While there should be some leeway for different skill levels within a group clinic, there is a limit. Sometimes a player is so far below the standard that they are having a real negative impact on the other players — and your professional reputation. In these (hopefully very rare) cases, you’ll need to remove a player from the clinic either during the session or after it concludes. Here are a few tips on handling it.

  • Do it privately. Nobody likes to look like a fool. There is a decent chance this person is already embarrassed and the last thing you want to do is make it worse. After the lesson (or during a water break if it can’t wait that long) ask to speak to that person privately for a minute. While they won’t feel great, at least it won’t be a public spectacle.

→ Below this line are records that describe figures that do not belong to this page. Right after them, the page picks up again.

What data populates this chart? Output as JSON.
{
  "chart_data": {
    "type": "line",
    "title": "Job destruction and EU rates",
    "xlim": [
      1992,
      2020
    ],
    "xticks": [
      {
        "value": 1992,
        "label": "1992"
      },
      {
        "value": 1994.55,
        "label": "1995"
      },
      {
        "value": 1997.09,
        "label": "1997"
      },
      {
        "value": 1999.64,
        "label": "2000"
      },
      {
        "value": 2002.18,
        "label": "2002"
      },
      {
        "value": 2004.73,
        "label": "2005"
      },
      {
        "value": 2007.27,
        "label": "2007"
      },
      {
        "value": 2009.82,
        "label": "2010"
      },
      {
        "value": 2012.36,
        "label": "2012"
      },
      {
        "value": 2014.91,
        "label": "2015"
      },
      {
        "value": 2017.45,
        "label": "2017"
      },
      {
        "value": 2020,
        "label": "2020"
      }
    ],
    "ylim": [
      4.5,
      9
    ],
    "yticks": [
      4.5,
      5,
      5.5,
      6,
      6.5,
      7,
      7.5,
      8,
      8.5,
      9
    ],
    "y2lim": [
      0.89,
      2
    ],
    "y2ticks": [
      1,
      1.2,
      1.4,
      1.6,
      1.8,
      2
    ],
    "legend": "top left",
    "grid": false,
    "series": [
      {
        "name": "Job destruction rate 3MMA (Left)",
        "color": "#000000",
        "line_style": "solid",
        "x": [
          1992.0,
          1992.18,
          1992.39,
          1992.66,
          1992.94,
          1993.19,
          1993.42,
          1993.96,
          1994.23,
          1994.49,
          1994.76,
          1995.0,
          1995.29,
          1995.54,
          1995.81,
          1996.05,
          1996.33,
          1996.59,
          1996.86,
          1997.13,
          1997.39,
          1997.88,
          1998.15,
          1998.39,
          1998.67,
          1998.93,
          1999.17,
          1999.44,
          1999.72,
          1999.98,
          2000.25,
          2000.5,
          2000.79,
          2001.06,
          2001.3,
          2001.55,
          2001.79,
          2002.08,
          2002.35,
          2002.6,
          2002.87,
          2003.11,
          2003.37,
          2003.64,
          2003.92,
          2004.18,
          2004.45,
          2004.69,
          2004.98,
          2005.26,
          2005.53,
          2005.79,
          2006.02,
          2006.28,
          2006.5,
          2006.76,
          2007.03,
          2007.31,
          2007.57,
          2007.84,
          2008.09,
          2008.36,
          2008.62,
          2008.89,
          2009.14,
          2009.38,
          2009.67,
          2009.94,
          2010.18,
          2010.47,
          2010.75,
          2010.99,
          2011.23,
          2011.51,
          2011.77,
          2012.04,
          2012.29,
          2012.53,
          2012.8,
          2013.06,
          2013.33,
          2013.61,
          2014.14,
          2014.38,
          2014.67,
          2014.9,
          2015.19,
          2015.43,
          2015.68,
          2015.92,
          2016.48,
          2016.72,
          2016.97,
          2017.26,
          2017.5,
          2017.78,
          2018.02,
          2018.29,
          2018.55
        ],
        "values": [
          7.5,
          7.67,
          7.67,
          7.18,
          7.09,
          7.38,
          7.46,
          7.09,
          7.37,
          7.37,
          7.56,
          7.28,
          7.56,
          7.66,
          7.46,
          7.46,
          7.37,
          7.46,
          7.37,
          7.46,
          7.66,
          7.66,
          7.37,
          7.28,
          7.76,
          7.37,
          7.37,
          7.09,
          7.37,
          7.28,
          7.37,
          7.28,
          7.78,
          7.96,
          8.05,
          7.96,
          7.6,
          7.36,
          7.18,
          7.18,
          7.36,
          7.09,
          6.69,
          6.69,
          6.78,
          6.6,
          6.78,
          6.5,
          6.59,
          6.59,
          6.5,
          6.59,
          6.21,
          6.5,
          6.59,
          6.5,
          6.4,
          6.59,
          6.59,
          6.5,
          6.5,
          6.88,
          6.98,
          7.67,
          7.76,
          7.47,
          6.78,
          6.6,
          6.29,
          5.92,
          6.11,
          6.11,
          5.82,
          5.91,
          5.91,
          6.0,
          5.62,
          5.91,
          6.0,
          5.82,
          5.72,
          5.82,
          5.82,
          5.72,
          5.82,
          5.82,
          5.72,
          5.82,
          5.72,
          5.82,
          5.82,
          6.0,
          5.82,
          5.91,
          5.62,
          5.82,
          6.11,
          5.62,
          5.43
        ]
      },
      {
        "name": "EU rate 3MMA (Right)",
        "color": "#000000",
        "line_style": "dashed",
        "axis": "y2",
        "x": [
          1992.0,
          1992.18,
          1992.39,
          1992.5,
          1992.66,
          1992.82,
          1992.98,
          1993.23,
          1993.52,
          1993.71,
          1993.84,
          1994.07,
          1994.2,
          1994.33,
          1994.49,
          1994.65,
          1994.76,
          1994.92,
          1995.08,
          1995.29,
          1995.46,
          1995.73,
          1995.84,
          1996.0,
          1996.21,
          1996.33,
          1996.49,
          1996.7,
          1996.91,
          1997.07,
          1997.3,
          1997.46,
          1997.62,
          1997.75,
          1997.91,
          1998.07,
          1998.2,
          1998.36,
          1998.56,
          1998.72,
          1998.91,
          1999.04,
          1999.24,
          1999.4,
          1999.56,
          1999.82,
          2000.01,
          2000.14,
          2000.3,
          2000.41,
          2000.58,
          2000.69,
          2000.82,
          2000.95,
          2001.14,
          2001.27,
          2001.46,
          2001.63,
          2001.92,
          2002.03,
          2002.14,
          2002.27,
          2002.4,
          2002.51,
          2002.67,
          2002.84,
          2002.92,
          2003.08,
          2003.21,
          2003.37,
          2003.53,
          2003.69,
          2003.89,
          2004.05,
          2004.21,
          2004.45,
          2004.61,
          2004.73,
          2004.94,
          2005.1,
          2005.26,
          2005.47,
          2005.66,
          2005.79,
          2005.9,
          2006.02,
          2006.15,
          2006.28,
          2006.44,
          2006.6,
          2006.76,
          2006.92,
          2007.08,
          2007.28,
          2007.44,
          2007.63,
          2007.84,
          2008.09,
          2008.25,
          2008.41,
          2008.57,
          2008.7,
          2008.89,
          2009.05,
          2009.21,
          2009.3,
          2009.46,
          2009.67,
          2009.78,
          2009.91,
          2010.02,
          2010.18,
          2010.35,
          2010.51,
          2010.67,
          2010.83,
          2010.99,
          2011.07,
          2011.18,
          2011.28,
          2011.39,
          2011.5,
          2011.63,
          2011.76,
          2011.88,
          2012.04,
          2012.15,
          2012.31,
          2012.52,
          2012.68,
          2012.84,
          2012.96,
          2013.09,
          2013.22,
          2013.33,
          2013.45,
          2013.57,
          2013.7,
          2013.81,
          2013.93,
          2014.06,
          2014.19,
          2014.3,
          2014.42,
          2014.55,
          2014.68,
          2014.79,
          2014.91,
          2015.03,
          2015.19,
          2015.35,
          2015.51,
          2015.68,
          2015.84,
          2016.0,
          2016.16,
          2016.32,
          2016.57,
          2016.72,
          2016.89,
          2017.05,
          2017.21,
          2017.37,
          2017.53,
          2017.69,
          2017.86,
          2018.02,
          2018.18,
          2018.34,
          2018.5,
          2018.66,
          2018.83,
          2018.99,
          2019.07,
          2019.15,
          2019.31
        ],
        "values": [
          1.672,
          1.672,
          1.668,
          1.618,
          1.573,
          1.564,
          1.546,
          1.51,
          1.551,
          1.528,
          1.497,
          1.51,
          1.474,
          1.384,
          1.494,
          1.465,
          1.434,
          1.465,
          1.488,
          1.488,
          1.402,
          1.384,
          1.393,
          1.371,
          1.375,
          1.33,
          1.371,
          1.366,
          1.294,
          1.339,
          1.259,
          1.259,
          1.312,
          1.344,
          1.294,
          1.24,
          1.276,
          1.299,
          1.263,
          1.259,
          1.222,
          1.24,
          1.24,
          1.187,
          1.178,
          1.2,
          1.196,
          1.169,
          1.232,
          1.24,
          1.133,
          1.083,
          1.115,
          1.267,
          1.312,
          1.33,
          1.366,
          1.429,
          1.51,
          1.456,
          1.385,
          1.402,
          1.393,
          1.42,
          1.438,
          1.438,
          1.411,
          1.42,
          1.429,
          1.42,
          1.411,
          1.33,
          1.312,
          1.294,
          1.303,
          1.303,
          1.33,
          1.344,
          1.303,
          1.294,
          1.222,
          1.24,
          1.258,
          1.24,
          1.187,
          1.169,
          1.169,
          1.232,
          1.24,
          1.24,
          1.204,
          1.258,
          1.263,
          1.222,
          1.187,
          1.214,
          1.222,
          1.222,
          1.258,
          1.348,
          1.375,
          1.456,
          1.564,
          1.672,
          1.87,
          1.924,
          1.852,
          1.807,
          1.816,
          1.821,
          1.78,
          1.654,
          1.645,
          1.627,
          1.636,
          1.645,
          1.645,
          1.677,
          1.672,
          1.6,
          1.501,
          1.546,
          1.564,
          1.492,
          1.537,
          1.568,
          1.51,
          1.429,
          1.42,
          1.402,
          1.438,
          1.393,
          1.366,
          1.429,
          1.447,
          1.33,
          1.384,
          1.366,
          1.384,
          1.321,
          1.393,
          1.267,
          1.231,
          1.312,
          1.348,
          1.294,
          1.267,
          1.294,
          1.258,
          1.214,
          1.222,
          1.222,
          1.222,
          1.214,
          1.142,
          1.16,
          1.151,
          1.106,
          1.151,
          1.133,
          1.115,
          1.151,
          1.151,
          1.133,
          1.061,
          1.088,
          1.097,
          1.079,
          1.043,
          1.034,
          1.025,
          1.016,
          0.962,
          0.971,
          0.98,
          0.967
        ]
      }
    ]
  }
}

  • Use evidence. Sometimes players will genuinely believe they are in the right place and this can lead to a confrontation. Your position will be stronger if you can point to evidence that they are in the wrong group. Playing several competitive 1-on-1 games and tracking wins and losses can make it easier for you to say: “I noticed that when we played competitively that you didn’t win any of your games”. Other tasks that are measured can support your decision: “Did you notice that the group average for deep returns was 12/15 but your number was just 3/15?”. Having some data to point to can decrease the perception that you are making an arbitrary choice.

  • Offer a refund. If you remove a player from a clinic give them a full refund. While it hurts your bottom line, a disgruntled student is even worse for business.